A cobrança constante feita pelos
profetas revela que eles não viam o povo de Israel como privilegiado nessa
escolha divina, pelo contrário, eles exerciam junto as autoridades políticas e
religiosas uma fiscalização severa da atitude ética exigida nessa aliança. A
crítica feita ao povo era o desvio realizado quando o povo exercia o culto
desligado da vida, e também a constante tentação de prestar culto as divindades
dos povos vizinhos (MONLOUBOU, 1987, p. 30).
Quando da ameaça de destruição de
Jerusalém pela Babilônia, os profetas não pouparam o povo por suas faltas. A
eleição não blinda o povo das consequências de seus atos. O fato de ser o povo
de Deus não os torna imunes quando cometem erros e devem ser castigados, ou
melhor, responsabilizados por suas ações. O descumprimento da aliança se revela
como infidelidade a Deus e pode acarretar a perda da eleição, a quebra do
contrato (LÓPEZ, 1989, p. 25)
A eleição como tema chave no Pentateuco
A compreensão de Israel como povo se
dá a partir da noção de eleição que está associada ao tema da aliança. Já foi
visto que não há na Escritura um critério para a eleição. Deus age de forma
livre e sua escolha é gratuita, ou seja, Israel não possui nenhum atributo que
o torne especial, é dito em Dt 7,7, que eles eram poucos e frágeis perante as
nações daquela época.
Toda a trajetória do povo de Israel
vai sendo desenrolada no Pentateuco por intermédio dessa noção de eleição e
aliança. Desde a saída do Egito, travessia no deserto, e extrapola os limites
do Pentateuco com a ocupação da terra, conflitos com as nações vizinhas,
período da monarquia, destruição do reino do norte e do sul e finalmente o
exílio. Pode-se afirmar que esses temas perpassam todo o Antigo Testamento.

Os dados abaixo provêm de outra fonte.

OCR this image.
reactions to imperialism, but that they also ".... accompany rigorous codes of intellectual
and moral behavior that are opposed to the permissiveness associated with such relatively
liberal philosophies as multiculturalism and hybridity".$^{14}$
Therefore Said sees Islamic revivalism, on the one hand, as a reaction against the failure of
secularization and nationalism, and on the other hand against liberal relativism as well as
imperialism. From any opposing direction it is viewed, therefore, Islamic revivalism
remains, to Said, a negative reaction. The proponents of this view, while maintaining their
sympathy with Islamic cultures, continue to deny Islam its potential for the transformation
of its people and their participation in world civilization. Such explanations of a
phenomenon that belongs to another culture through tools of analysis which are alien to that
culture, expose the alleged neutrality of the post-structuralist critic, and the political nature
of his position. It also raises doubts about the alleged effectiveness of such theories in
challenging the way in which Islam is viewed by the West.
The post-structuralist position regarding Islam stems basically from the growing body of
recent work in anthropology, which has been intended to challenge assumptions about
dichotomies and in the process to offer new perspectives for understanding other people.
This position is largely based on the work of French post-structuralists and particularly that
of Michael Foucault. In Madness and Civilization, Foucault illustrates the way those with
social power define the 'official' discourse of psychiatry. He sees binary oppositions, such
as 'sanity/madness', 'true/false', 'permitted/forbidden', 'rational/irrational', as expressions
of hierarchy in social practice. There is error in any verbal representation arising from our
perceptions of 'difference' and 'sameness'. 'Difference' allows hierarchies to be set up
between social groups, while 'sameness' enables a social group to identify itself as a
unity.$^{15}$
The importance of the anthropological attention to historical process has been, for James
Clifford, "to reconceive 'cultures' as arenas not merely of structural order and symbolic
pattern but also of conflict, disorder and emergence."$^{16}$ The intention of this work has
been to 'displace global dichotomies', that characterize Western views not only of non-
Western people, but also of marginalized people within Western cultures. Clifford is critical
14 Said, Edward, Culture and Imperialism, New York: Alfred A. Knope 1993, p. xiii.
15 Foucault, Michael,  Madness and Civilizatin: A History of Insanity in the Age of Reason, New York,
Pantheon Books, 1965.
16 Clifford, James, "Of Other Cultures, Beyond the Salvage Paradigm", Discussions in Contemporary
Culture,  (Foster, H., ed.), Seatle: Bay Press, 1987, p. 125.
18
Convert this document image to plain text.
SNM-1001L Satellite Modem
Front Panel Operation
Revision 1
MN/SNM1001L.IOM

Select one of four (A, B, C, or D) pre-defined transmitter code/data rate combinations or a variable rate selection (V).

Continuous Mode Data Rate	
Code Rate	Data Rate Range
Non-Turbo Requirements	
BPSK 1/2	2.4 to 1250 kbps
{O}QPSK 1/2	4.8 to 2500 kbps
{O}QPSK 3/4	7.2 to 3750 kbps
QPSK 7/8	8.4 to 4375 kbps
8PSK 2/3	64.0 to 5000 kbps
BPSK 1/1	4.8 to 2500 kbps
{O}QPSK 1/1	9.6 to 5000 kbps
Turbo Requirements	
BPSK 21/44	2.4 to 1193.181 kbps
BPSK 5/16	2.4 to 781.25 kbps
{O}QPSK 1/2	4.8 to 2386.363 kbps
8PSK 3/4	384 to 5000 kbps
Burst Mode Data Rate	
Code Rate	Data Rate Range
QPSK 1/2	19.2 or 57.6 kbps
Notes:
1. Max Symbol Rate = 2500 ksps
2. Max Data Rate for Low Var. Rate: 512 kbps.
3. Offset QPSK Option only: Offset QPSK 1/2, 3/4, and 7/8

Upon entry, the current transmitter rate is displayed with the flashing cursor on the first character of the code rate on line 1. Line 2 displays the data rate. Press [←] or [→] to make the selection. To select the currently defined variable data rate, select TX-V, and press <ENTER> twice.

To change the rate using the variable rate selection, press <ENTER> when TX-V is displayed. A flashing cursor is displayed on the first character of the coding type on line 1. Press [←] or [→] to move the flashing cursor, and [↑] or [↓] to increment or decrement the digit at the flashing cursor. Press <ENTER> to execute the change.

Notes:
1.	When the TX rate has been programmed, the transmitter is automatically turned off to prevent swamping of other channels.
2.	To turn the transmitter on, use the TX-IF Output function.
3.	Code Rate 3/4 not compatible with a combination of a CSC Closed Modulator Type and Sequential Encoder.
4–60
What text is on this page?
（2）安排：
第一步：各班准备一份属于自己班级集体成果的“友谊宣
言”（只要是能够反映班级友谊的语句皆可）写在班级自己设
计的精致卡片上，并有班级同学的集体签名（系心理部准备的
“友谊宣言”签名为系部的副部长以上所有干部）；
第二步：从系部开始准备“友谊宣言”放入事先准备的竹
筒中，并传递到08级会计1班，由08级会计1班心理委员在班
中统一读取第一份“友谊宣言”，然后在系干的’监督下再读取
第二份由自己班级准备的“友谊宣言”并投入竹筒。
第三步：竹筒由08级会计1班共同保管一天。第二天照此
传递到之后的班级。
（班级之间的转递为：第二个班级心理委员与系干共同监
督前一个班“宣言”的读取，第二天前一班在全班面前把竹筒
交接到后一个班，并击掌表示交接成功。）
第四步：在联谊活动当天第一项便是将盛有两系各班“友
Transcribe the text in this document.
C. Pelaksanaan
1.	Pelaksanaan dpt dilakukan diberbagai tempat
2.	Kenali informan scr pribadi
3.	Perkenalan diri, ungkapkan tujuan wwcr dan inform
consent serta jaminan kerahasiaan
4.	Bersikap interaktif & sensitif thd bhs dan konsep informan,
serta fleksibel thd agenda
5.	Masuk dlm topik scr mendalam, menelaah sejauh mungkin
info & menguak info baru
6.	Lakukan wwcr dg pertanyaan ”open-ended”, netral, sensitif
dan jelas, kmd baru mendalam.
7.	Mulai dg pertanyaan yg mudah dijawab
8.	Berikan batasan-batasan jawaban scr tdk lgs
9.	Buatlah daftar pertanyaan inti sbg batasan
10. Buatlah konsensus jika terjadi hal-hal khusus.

Quando se narra a relação de Deus com o povo esses temas vêm à tona.
A eleição como responsabilidade
Observa-se que na aliança com Noé,
há uma salvação que é dirigida a todos, inclusive é dito que a aliança é feita
com toda as gerações futuras e com toda a criação, há um recomeço na relação de
Deus com toda a obra criada, homens, mulheres, plantas e animais.
O trecho de Gn 12,1ss afirma que
Abraão seja uma benção e que nele serão benditas todas as nações. Pode-se
perceber nessa afirmação a responsabilidade do patriarca perante as outras
nações. Benção na Bíblia significa comunicação de vida por parte de Deus, com
ela vem a força, o vigor e o êxito. Por meio do povo de Israel a vida viria
para os povos com quem ele se relacionasse. A benção também é vista como
recompensa pelo cumprimento da aliança (MACKENZIE, 1983, p. 114-115).
É possível encontrar o tema da
eleição no Servo de IHWH de Isaías 42,1.6s; 49,7; que para muitos estudiosos
representa todo o Israel. O Servo é eleito para ter o Espírito de Deus, para
estabelecer a justiça sobre a terra, ser aliança para os povos e luz para as
nações, dar luz aos cegos e liberdade aos cativos (MACKENZIE, 1983, p. 271).
Através de Israel o mundo seria
transformado pelo estabelecimento da justiça, a libertação das opressões
sofrida pelos pequenos, um novo tempo se apresentaria. A referência para
realização dessas ações é o Deus libertador de Israel, assim como fez com
Israel por seu intermédio fará a todas as nações.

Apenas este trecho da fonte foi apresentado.